На этот раз он принадлежал весьма пышной женщине, приблизившейся ко мне сзади во время беседы с Гутенбергом. Я обернулся и поклонился ей.
— Это моя жена Ханна. Ханна, это мистер Б.
— Тот человек, который тебе приснился, — откликнулась Ханна.
— С точностью до последнего… — Казалось, Гутенберг не находит подходящего слова — Последнего…
— Шрама, — подсказал я ему, улыбкой умеряя ужас своего обличья.
— Он много выстрадал, — сообщил Гутенберг жене. — Его рассказ стоит услышать. Пусть Питер принесет вина.
— Не мог бы я нижайше попросить еще и хлеба? — обратился я к Гутенбергу. — Я не ел с тех пор, как пробудился от сна об этом доме.
— И не только хлеба, — ответила Ханна — Я принесу остатки свинины. — Тут она окинула архиепископа совсем не любящим взглядом. — Еще сыра, к хлебу и вину.
— Более чем щедро, — проговорил я.
Благодарность была не наигранной: я страдал от жажды и зверского голода.
— Я вернусь через несколько минут, — сказала Ханна.
Было заметно, что она очень неловко чувствует себя в моем присутствии.
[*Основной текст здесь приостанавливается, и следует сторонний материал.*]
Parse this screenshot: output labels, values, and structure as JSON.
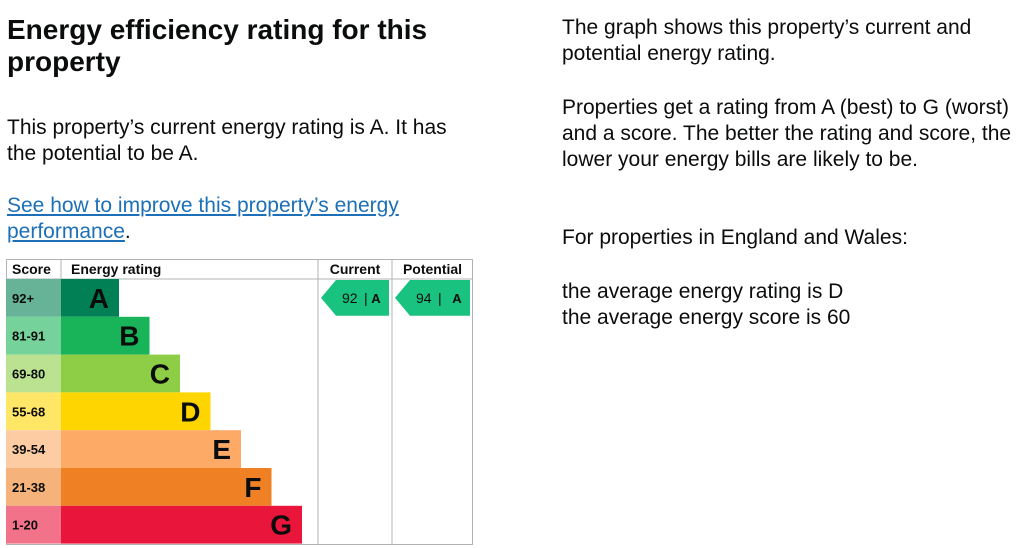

Жена Гутенберга быстро удалилась, тихо бормоча молитву.
— Боюсь, моей жене немного не по себе, — произнес Гутенберг.
— Из-за меня?
— Ну… из-за вас тоже, если честно. Я описал вас ей, когда пробудился от сна, и вот вы в моей мастерской.
— Я говорил, что бояться нечего, — вставил архиепископ. — Я здесь, чтобы защитить этот дом от происков сатаны. Конечно, у него свои хитрости, но я вижу адские маски так же ясно, как вижу вас перед собой, мистер Б.
— Это утешает, — отозвался я.
Разговор на время увял и я услышал, как за дальней дверью кто-то шепотом переговаривается.
— Я слышал, вы золотых дел мастер, — заметил я.
— Был им. Пока не понял, что мне предстоит более значительная работа.
— И что это за значительная работа, если мне позволено спросить?
Гутенберг выглядел встревоженным. Он поглядел на архиепископа, потом снова на меня, потом уставился в пол между нами.